So, you’ve just been handed a hard drive from your boss who gives instructions to find all the vital information on a storage device. You are immedietly excited for your first solo assignment, until you look down at the hard drive and think: “Now what do I do?” Do you plug it in to your computer and start to investigate? Do you use one of the tools that you find in the lab to interrogate the hard drive? Let’s discuss the options available that may come inhandy if you ever find yourself stuck in this position.
If you are given a hard drive to investigate, it probably would not be in your best interest to directly connect the device to the workstation. If the data for investigation reaches court, the information presented in a computer crime case must be legitimate. To make sure the data is not altered, investigators can use a write blocker. Connecting a drive to a computer without a write blocker will usually change the data, resulting in unintentional alterations to the data.
What are write blockers? These tools permit read-only access to storage devices without altering the data. A write blocker can be thought of as a meeting point for the computer and the data storage device. The data storage device is connected to the write blocker, and the write blocker connects to the computer.
So now that we are certain our data cannot be altered with the use of a write blocker, we can investigate the original hard drive, right?! WRONG! We must continue to follow the golden rule of forensics – never modify original data. If possible, a forensic image of the original data should be created using third-party software. A write blocker can also be used to create a clone of the original evidence. Creating a forensic image itself is a highly-detailed process, and if not done correctly it can increase the chances of altering the data.
Using a stand-alone imaging device greatly decreases the chances of altering data. An imaging device contains read-only access without the risk of damaging the drive's contents.
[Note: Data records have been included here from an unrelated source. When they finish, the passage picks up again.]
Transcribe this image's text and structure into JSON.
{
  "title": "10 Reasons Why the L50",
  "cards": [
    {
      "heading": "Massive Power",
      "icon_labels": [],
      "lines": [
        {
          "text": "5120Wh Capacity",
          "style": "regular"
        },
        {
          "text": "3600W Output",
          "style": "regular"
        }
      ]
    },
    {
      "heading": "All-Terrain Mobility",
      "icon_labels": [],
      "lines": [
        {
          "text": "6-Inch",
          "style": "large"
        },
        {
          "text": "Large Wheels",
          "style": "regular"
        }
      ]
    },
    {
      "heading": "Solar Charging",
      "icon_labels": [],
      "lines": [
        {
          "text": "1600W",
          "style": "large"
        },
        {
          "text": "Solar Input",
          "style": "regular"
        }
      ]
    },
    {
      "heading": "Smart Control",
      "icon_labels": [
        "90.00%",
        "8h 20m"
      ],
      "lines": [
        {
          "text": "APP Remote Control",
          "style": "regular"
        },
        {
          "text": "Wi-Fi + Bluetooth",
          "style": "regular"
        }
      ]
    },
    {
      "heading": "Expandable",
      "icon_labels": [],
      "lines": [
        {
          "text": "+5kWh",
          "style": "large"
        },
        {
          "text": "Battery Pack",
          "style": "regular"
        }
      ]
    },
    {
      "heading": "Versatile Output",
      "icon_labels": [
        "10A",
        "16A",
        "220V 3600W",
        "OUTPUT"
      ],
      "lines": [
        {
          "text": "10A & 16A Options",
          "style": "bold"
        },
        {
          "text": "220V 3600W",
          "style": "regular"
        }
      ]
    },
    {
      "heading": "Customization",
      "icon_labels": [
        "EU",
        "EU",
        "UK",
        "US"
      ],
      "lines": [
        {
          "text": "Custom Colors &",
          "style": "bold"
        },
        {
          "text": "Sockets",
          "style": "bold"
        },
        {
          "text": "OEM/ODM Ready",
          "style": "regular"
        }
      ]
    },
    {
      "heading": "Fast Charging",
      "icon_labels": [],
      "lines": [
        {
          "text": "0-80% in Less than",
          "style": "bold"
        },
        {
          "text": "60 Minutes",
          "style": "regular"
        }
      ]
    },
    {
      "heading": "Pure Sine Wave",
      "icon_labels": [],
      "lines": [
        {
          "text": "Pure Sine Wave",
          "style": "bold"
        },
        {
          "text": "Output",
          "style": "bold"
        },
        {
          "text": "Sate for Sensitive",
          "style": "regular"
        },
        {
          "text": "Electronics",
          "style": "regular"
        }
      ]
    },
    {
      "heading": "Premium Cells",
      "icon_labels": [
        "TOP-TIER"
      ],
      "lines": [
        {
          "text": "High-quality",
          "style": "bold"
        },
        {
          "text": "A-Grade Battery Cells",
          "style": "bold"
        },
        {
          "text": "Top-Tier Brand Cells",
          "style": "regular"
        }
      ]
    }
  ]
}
An imaging device differs from a write-blocker in that it creates a forensic image for you. This might be a good alternative to
using a write blocker, especially if you are not an expert at the process of creating an image. Using an imaging device, the speed of image creation, as well as verifying hash values, is typically faster when compared to the multiple steps in creating the image using a third-party software.
When do we use which?
So, this is all critical information to start your first solo assignment. We started with a blank stare at a hard drive, to learning about different devices that can adequately help you perform your investigation. Now, which one is better to use? Well that will depend on you! Evidentially, if used correctly, each device will give you results that will not alter original data. Determining which one would be better depends on what the investigation consists of.
Some write blockers have both a read-only mode and a write mode. With a write blocker, the user has more control of the data. For example, if you would like to edit a hex value in the data to get different results (using the working copy of course), a write blocker gives you this ability. Whereas an imaging device creates the image for you, so it is not as user accessible.
Although an imaging device lacks an edit mode, there are features that a write blocker does not have. For example, an imaging device can directly connect to the server. There would not be any extra cables or a computer necessary to write-block and image a drive. If an image needed to be made at an outside location, a computer would not have to be present at the scene to create an image. The imaging device can be connected to the evidentiary media storage and will create an image right to the server. An imaging device also has the user-friendly interface of basically pressing a button to create an image to investigate.
Whether using a write blocker or an imaging device, remember the golden rule of forensics: don’t alter the original evidence, and happy investigating!